Al morir, Fernando Peña se llevó con él a todos esos personajes que convivían en su voz y en su cuerpo. Y todos los futuros muñecos que podrían haber surgido de su imaginación.
Peña se inscribe con sello propio en la historia del humor argentino: se instala en el extremo. Desde aquellas candideces geniales de Niní Marshall, Pepe Arias, Luis Sandrini, Pepe Biondi o los Cinco Grandes del Buen Humor, pasando por la picardía de José Marrone, Tato Bores o Dringue Farías, hasta llegar a los atrevimientos de Alberto Olmedo o Jorge Porcel, el género humorístico nacional se hizo adulto y perdió la inocencia original en la búsqueda de sus propios límites.

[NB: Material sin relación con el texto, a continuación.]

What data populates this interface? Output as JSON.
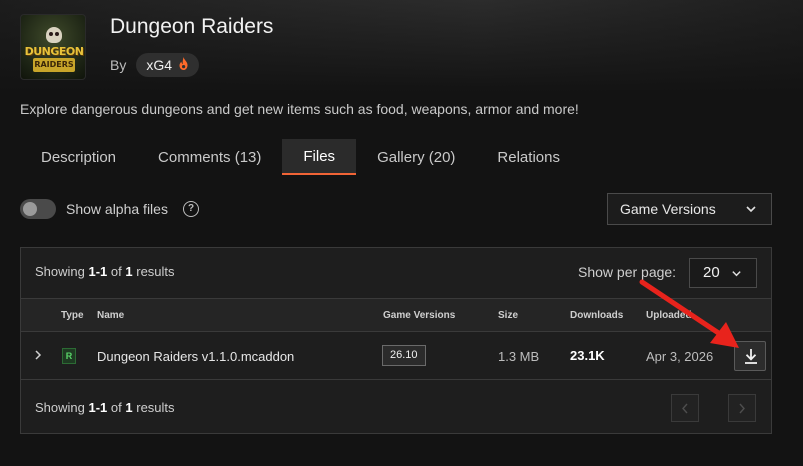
{
  "project": {
    "title": "Dungeon Raiders",
    "by_label": "By",
    "author": "xG4",
    "logo_line1": "DUNGEON",
    "logo_line2": "RAIDERS",
    "description": "Explore dangerous dungeons and get new items such as food, weapons, armor and more!"
  },
  "tabs": [
    {
      "label": "Description"
    },
    {
      "label": "Comments (13)"
    },
    {
      "label": "Files",
      "active": true
    },
    {
      "label": "Gallery (20)"
    },
    {
      "label": "Relations"
    }
  ],
  "filters": {
    "alpha_toggle_label": "Show alpha files",
    "alpha_enabled": false,
    "game_versions_label": "Game Versions"
  },
  "results": {
    "showing_prefix": "Showing",
    "range": "1-1",
    "of_label": "of",
    "total": "1",
    "results_label": "results",
    "per_page_label": "Show per page:",
    "per_page_value": "20"
  },
  "table": {
    "headers": {
      "type": "Type",
      "name": "Name",
      "game_versions": "Game Versions",
      "size": "Size",
      "downloads": "Downloads",
      "uploaded": "Uploaded"
    },
    "rows": [
      {
        "type_badge": "R",
        "name": "Dungeon Raiders v1.1.0.mcaddon",
        "game_version": "26.10",
        "size": "1.3 MB",
        "downloads": "23.1K",
        "uploaded": "Apr 3, 2026"
      }
    ]
  },
  "colors": {
    "accent": "#f16436",
    "annotation_arrow": "#e8231c",
    "release_green": "#5bd46a"
  },
  "icons": {
    "author": "flame-icon",
    "help": "help-icon",
    "download": "download-icon",
    "expand": "chevron-right-icon"
  }
}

En los años ’90, con las pesadas cámaras ocultas de Marcelo Tinelli, la primera vez de Jorge Guinzburg, el hí-
perabsurdo de Cha Cha Cha y el humorismo combativo de CQC, pareció que esa frontera se había tensado hasta su punto máximo. Pero no. Todavía faltaba Fernando Peña. Con él, los límites se hicieron tan flexibles que perdieron su elasticidad y nunca más pudieron volver a su lugar. Y hablo también de los límites entre la vida y el escenario, entre la seriedad y la gracia, entre el afecto y la agresión, entre la salud y la enfermedad, entre la política y la tragicomedia.
Cuando se conoció la noticia de su fallecimiento, no pocos se habrán preguntado si ésta no era otra broma de Fernando Peña. Esa duda, esa breve incertidumbre, resume la obra de un artista total.
Lo sospechábamos, pero ahora tenemos la certeza. Aquellas noches de «Cucuruchos...» ya no se repetirán.